Spanish and Greek bonds rose after German Chancellor Angela Merkel and French President Nicolas Sarkozy agreed on a joint position to solve Greece's debt crisis.
German bunds pared their declines after Luxembourg Prime Minister Jean-Claude Juncker said a "selective default" is a possibility for Greece. Details of the Franco-German agreement will be released today when European leaders meet in Brussels, Merkel and Sarkozy said in a statement after seven hours of talks in Berlin. German Deputy Foreign Minister Werner Hoyer said Germany may back common euro bonds in the future as legal rules bar such a move for now. Spain's 10-year borrowing costs approached 6 percent at a bond sale today, says Bloomberg.
European leaders have come under criticism for slow, piecemeal efforts to stem debt crises in several countries that use the euro.
The IMF released a report Wednesday urging European leaders to act more boldly to keep debt troubles from hurting the strongest members of the eurozone and stifling growth across the continent.

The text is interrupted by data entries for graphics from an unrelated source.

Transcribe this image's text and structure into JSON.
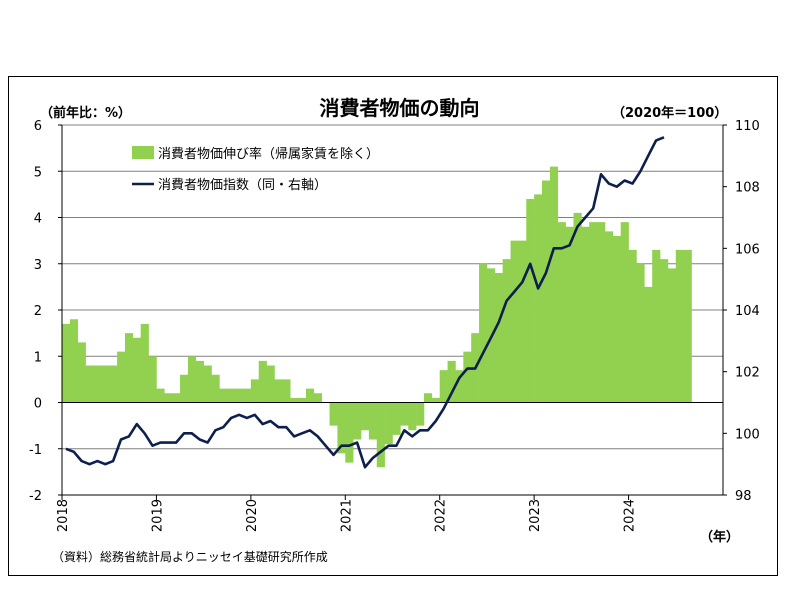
{
  "chart_data": {
    "type": "bar",
    "title": "消費者物価の動向",
    "ylabel_left": "（前年比：%）",
    "ylabel_right": "（2020年＝100）",
    "xlabel": "（年）",
    "source": "（資料）総務省統計局よりニッセイ基礎研究所作成",
    "ylim_left": [
      -2,
      6
    ],
    "yticks_left": [
      "6",
      "5",
      "4",
      "3",
      "2",
      "1",
      "0",
      "-1",
      "-2"
    ],
    "ylim_right": [
      98,
      110
    ],
    "yticks_right": [
      "110",
      "108",
      "106",
      "104",
      "102",
      "100",
      "98"
    ],
    "xticks": [
      "2018",
      "2019",
      "2020",
      "2021",
      "2022",
      "2023",
      "2024"
    ],
    "start_month": "2018-01",
    "series": [
      {
        "name": "消費者物価伸び率（帰属家賃を除く）",
        "type": "bar",
        "axis": "left",
        "color": "#92d050",
        "values": [
          1.7,
          1.8,
          1.3,
          0.8,
          0.8,
          0.8,
          0.8,
          1.1,
          1.5,
          1.4,
          1.7,
          1.0,
          0.3,
          0.2,
          0.2,
          0.6,
          1.0,
          0.9,
          0.8,
          0.6,
          0.3,
          0.3,
          0.3,
          0.3,
          0.5,
          0.9,
          0.8,
          0.5,
          0.5,
          0.1,
          0.1,
          0.3,
          0.2,
          0.0,
          -0.5,
          -1.1,
          -1.3,
          -0.8,
          -0.6,
          -0.8,
          -1.4,
          -0.9,
          -0.7,
          -0.5,
          -0.6,
          -0.5,
          0.2,
          0.1,
          0.7,
          0.9,
          0.7,
          1.1,
          1.5,
          3.0,
          2.9,
          2.8,
          3.1,
          3.5,
          3.5,
          4.4,
          4.5,
          4.8,
          5.1,
          3.9,
          3.8,
          4.1,
          3.8,
          3.9,
          3.9,
          3.7,
          3.6,
          3.9,
          3.3,
          3.0,
          2.5,
          3.3,
          3.1,
          2.9,
          3.3,
          3.3
        ]
      },
      {
        "name": "消費者物価指数（同・右軸）",
        "type": "line",
        "axis": "right",
        "color": "#0d1f4e",
        "values": [
          99.5,
          99.4,
          99.1,
          99.0,
          99.1,
          99.0,
          99.1,
          99.8,
          99.9,
          100.3,
          100.0,
          99.6,
          99.7,
          99.7,
          99.7,
          100.0,
          100.0,
          99.8,
          99.7,
          100.1,
          100.2,
          100.5,
          100.6,
          100.5,
          100.6,
          100.3,
          100.4,
          100.2,
          100.2,
          99.9,
          100.0,
          100.1,
          99.9,
          99.6,
          99.3,
          99.6,
          99.6,
          99.7,
          98.9,
          99.2,
          99.4,
          99.6,
          99.6,
          100.1,
          99.9,
          100.1,
          100.1,
          100.4,
          100.8,
          101.3,
          101.8,
          102.1,
          102.1,
          102.6,
          103.1,
          103.6,
          104.3,
          104.6,
          104.9,
          105.5,
          104.7,
          105.2,
          106.0,
          106.0,
          106.1,
          106.7,
          107.0,
          107.3,
          108.4,
          108.1,
          108.0,
          108.2,
          108.1,
          108.5,
          109.0,
          109.5,
          109.6
        ]
      }
    ],
    "legend_position": "top-left",
    "grid": true
  }
}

There is "no consistent roadmap ahead," it warned, saying that could produce "possible significant regional and global spillovers.", reports BusinessWeek.
One element attracting consensus is the need to reduce the burden on indebted nations, not only by buying back Greek bonds but also through a reduction in the interest rates offered to Greece, Ireland and Portugal, which have also accepted international help. The maturities of these loans would also be extended.
As part of the Greek package, Ireland and Portugal - the other two euro countries that have received international bailouts - will receive new, similarly favorable financing conditions on their official loans, the second official said, meaning that they would have to pay the E.F.S.F.'s borrowing rate plus some costs, which are all expected to come in around 3.5 percent.
Ireland will not be required to raise its relatively low corporate tax rate, currently 12.5 percent, as some countries, such as France, had sought, the official said, according to New York Times.